Virtual reality is the next frontier in technology, and the Oculus Rift is one of the most exciting products on the horizon. Recently acquired by Facebook, the Oculus Rift is a virtual reality head-mounted display that allows you to experience 3D environments and interact with them in a whole new way.
The Oculus Rift’s Kickstarter campaign was wildly successful, and gained a lot of excitement for this technology. The current development kit has allowed developers to create immersive gaming experiences like never before, and it’s only going to get better. There are even plans for virtual reality movies!
For more information about this revolutionary technology, check out the links below.
Virtual reality technology has been around for quite a long time now. In fact, the first head-mounted virtual reality system was developed in 1968, when Ivan Sutherland and his students at Harvard University developed a system known as The Sword of Damocles.
Of course, the system looked nothing like what we imagine it to be today. The device was hooked up to a computer and consisted of a helmet that was connected to a mechanical arm. The arm was attached to the ceiling and held the helmet above the user’s head.

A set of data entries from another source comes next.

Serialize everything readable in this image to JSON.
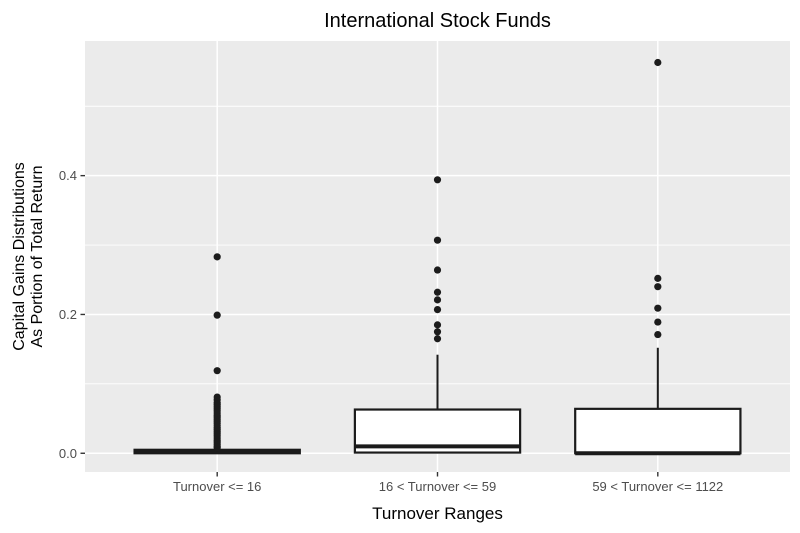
{
  "title": "International Stock Funds",
  "colors": {
    "panel_bg": "#EBEBEB",
    "grid_major": "#FFFFFF",
    "grid_minor": "#FFFFFF",
    "axis_tick_text": "#4D4D4D",
    "tick_mark": "#333333",
    "box_stroke": "#1B1B1B",
    "box_fill": "#FFFFFF",
    "point": "#1C1C1C",
    "title_color": "#000000"
  },
  "chart_data": {
    "type": "boxplot",
    "title": "International Stock Funds",
    "xlabel": "Turnover Ranges",
    "ylabel_lines": [
      "Capital Gains Distributions",
      "As Portion of Total Return"
    ],
    "categories": [
      "Turnover <= 16",
      "16 < Turnover <= 59",
      "59 < Turnover <= 1122"
    ],
    "y_ticks": [
      0.0,
      0.2,
      0.4
    ],
    "y_tick_labels": [
      "0.0",
      "0.2",
      "0.4"
    ],
    "y_minor_ticks": [
      0.1,
      0.3,
      0.5
    ],
    "ylim": [
      -0.027,
      0.594
    ],
    "grid": true,
    "legend": "none",
    "series": [
      {
        "category": "Turnover <= 16",
        "q1": 0.0,
        "median": 0.002,
        "q3": 0.005,
        "whisker_low": 0.0,
        "whisker_high": 0.006,
        "outliers": [
          0.008,
          0.01,
          0.013,
          0.016,
          0.019,
          0.022,
          0.025,
          0.028,
          0.031,
          0.034,
          0.037,
          0.04,
          0.043,
          0.046,
          0.049,
          0.052,
          0.055,
          0.058,
          0.061,
          0.064,
          0.067,
          0.07,
          0.073,
          0.077,
          0.081,
          0.119,
          0.199,
          0.283
        ]
      },
      {
        "category": "16 < Turnover <= 59",
        "q1": 0.001,
        "median": 0.01,
        "q3": 0.063,
        "whisker_low": 0.001,
        "whisker_high": 0.142,
        "outliers": [
          0.165,
          0.175,
          0.185,
          0.207,
          0.221,
          0.232,
          0.264,
          0.307,
          0.394
        ]
      },
      {
        "category": "59 < Turnover <= 1122",
        "q1": 0.0,
        "median": 0.0,
        "q3": 0.064,
        "whisker_low": 0.0,
        "whisker_high": 0.152,
        "outliers": [
          0.171,
          0.189,
          0.209,
          0.24,
          0.252,
          0.563
        ]
      }
    ]
  }
}
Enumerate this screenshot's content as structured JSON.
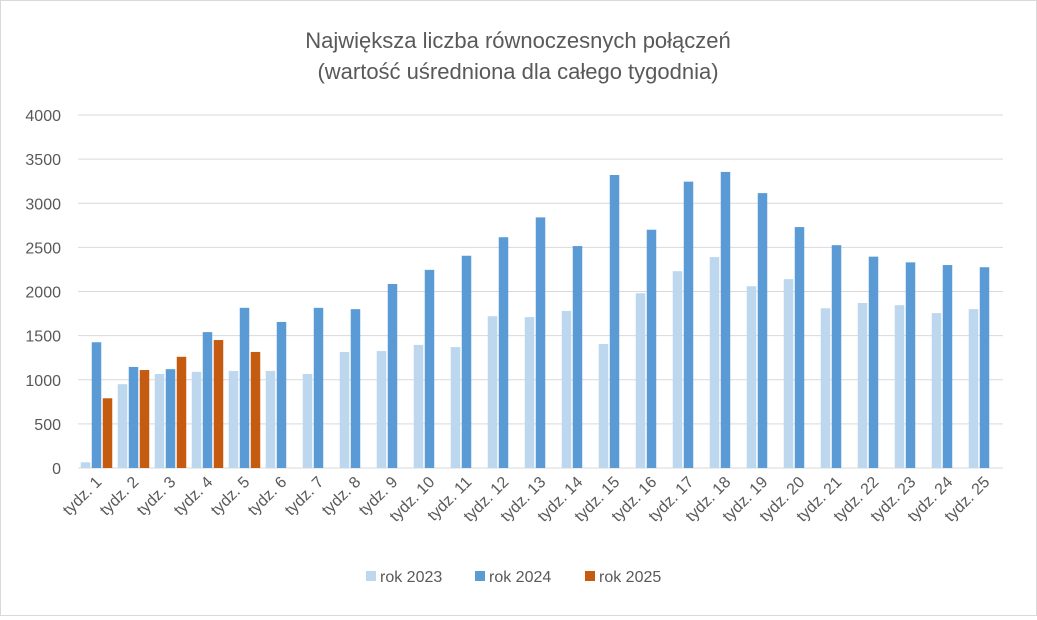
{
  "chart_data": {
    "type": "bar",
    "title": [
      "Największa liczba równoczesnych połączeń",
      "(wartość uśredniona dla całego tygodnia)"
    ],
    "xlabel": "",
    "ylabel": "",
    "ylim": [
      0,
      4000
    ],
    "yticks": [
      0,
      500,
      1000,
      1500,
      2000,
      2500,
      3000,
      3500,
      4000
    ],
    "grid": true,
    "legend_position": "bottom",
    "categories": [
      "tydz. 1",
      "tydz. 2",
      "tydz. 3",
      "tydz. 4",
      "tydz. 5",
      "tydz. 6",
      "tydz. 7",
      "tydz. 8",
      "tydz. 9",
      "tydz. 10",
      "tydz. 11",
      "tydz. 12",
      "tydz. 13",
      "tydz. 14",
      "tydz. 15",
      "tydz. 16",
      "tydz. 17",
      "tydz. 18",
      "tydz. 19",
      "tydz. 20",
      "tydz. 21",
      "tydz. 22",
      "tydz. 23",
      "tydz. 24",
      "tydz. 25"
    ],
    "series": [
      {
        "name": "rok 2023",
        "color": "#bdd7ee",
        "values": [
          65,
          950,
          1065,
          1090,
          1100,
          1100,
          1065,
          1315,
          1325,
          1395,
          1370,
          1720,
          1710,
          1780,
          1405,
          1980,
          2230,
          2390,
          2060,
          2140,
          1810,
          1870,
          1845,
          1755,
          1800
        ]
      },
      {
        "name": "rok 2024",
        "color": "#5b9bd5",
        "values": [
          1425,
          1145,
          1120,
          1540,
          1815,
          1655,
          1815,
          1800,
          2085,
          2245,
          2405,
          2615,
          2840,
          2515,
          3320,
          2700,
          3245,
          3355,
          3115,
          2730,
          2525,
          2395,
          2330,
          2300,
          2275
        ]
      },
      {
        "name": "rok 2025",
        "color": "#c55a11",
        "values": [
          790,
          1110,
          1260,
          1450,
          1315,
          null,
          null,
          null,
          null,
          null,
          null,
          null,
          null,
          null,
          null,
          null,
          null,
          null,
          null,
          null,
          null,
          null,
          null,
          null,
          null
        ]
      }
    ]
  }
}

The device was meant to provide users with an experience that involved looking at 3D objects. However, it failed to do so because it required too much space and wasn’t portable at all.
As time went on, however, several other virtual reality systems were created by various researchers and scientists, including NASA astronauts and their flight simulator systems. It wasn’t until the 1990s that this technology really took off among the general public, though. This was when Nintendo released its Virtual Boy gaming system in 1995 and Sega released its Sega VR headset in 1993.
Unfortunately, both these products were commercial failures as they only provided users with stereoscopic 3D display technology rather than actual immersive experience.